As far as that PB compact flash, that's exactly what DK suggested with the flash to ATA adapter. Instead of a more expensive PCMCIA bay, it's the CF card reader portion wired to an ATA interface. People have been using the PC Card method for years to some success. Keep in mind that a CF card only has a couple hundred thousand writes during its life, which seems like a lot until you start surfing the web or using an application that writes a lot of temp files to disk.
Of course, the best way to do it might be to set up a RAM disk that copies the contents of the flash card onto it when you start up and saves the RAM disk back to the flash only when you shut down. As long as you could gurantee that documents and information you worked on were saved to the CF card as you go, then it would be safe enough to withstand the loss of RAM during a crash.
Now you can find drives of less than 1 GB for moderately sane prices. Might be a great deal for running an older PowerBook, especially a flash SCSI in an old 68k. I am starting to see 1 GB - 2 GB drives in the hundred dollar range at times, which IMO is the minimum useful for modern stuff.
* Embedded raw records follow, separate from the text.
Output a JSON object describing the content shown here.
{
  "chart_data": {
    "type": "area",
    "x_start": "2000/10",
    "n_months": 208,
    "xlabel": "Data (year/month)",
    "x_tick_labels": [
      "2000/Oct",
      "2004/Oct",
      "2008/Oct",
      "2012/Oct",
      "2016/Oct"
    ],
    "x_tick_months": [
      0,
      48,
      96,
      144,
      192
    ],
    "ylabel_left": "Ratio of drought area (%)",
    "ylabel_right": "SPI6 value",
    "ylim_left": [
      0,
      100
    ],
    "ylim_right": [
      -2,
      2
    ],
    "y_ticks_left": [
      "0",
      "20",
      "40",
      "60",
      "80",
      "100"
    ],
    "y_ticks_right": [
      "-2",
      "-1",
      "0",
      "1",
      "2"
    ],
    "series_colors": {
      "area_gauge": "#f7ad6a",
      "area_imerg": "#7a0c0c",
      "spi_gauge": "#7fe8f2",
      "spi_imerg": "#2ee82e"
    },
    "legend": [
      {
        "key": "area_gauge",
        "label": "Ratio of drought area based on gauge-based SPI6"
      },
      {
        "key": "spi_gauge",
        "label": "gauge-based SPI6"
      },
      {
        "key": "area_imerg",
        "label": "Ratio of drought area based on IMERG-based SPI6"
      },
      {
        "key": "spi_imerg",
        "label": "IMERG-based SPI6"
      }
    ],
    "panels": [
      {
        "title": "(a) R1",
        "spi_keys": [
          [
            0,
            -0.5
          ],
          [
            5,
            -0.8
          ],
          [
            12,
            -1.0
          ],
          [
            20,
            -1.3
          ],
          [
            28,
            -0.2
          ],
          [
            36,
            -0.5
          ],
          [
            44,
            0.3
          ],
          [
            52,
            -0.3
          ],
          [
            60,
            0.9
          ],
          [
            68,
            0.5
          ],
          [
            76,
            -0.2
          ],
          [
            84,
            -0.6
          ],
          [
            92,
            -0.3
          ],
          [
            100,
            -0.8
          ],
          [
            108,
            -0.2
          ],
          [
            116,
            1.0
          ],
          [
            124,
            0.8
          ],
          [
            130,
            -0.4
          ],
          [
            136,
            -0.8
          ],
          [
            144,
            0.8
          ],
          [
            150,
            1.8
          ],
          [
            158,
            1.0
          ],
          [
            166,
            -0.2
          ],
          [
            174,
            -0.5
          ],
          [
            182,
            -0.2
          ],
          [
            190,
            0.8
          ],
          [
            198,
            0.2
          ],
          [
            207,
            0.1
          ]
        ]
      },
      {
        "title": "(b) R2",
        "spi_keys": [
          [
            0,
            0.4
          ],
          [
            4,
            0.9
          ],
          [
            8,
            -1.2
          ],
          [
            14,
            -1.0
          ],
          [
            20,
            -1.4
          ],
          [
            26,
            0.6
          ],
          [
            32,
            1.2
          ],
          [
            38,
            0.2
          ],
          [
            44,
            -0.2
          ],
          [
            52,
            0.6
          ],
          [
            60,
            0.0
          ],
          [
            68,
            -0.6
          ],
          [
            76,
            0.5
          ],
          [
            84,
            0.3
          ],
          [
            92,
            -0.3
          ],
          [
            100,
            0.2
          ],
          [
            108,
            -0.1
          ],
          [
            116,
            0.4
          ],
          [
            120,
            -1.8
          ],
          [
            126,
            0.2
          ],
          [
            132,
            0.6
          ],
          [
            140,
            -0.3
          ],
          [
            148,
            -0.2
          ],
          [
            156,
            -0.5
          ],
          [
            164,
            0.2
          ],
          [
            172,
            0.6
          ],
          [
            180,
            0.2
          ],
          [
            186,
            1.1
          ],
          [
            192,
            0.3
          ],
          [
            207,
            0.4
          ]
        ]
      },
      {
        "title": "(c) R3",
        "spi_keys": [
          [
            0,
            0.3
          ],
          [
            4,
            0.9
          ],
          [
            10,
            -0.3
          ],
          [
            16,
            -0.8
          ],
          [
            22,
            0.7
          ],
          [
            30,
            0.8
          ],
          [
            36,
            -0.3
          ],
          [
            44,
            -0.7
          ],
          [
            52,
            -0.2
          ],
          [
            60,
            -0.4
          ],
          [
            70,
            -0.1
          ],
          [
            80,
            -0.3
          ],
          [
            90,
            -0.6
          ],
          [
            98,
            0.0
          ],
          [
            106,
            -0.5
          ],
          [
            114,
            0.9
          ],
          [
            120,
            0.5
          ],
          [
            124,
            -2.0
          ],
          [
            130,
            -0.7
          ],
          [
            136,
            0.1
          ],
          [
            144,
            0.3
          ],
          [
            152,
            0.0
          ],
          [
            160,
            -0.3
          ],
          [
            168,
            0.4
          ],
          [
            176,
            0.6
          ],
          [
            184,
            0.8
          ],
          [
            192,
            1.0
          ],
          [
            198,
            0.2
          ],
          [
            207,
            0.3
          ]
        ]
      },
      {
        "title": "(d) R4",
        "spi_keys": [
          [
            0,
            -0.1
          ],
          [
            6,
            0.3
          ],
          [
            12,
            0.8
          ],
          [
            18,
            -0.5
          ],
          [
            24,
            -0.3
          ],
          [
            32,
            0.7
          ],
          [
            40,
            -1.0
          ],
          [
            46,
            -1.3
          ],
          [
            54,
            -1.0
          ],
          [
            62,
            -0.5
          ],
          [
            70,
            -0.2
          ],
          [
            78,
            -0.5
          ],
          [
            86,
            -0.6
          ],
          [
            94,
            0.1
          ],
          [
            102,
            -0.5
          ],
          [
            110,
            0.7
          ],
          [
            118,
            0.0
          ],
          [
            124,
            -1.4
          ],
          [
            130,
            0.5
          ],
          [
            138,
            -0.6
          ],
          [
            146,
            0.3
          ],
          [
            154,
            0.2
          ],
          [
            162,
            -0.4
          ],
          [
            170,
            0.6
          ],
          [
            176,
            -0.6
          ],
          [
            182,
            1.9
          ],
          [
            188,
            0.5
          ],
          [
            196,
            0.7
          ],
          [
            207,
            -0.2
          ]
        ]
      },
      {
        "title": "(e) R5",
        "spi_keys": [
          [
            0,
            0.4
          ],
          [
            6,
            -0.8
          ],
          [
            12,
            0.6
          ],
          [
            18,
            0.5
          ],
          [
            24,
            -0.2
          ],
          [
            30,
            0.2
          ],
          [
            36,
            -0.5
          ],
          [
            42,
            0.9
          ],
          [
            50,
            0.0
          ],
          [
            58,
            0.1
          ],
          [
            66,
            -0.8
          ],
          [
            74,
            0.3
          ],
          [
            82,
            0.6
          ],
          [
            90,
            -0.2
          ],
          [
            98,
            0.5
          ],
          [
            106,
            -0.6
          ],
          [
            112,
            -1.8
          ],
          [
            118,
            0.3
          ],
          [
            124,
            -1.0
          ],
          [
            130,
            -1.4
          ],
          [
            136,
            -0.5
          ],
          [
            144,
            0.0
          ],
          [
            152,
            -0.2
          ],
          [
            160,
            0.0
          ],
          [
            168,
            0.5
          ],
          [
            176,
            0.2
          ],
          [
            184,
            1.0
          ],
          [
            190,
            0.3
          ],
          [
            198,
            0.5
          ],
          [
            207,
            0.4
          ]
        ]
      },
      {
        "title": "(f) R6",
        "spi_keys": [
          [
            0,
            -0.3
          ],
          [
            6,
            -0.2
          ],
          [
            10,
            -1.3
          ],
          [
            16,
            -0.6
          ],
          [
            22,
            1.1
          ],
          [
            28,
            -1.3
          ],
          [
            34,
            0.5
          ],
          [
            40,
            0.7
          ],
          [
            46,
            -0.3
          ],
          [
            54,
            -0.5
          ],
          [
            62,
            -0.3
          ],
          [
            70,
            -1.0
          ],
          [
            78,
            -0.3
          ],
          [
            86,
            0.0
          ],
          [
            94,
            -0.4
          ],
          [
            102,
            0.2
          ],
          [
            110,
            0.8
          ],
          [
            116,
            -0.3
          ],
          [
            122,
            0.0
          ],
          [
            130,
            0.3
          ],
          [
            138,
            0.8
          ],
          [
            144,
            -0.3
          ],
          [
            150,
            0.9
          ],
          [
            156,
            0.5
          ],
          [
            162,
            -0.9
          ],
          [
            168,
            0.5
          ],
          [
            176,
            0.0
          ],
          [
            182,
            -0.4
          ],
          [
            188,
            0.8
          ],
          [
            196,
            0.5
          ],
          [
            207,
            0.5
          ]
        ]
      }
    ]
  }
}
For example, my 1400c has about 7 GB of just *text files* alone.
On the crazy end of the spectrum, I was looking for a 10 GB+ SCSI drive which companies were asking between 5k and 10k$ for! I nearly fell out of my chair! Even these smaller drives which are now more available were much more expensive a few years ago. On the bright side, there is not much of a future for rotational media, so solid-state will get much less expensive.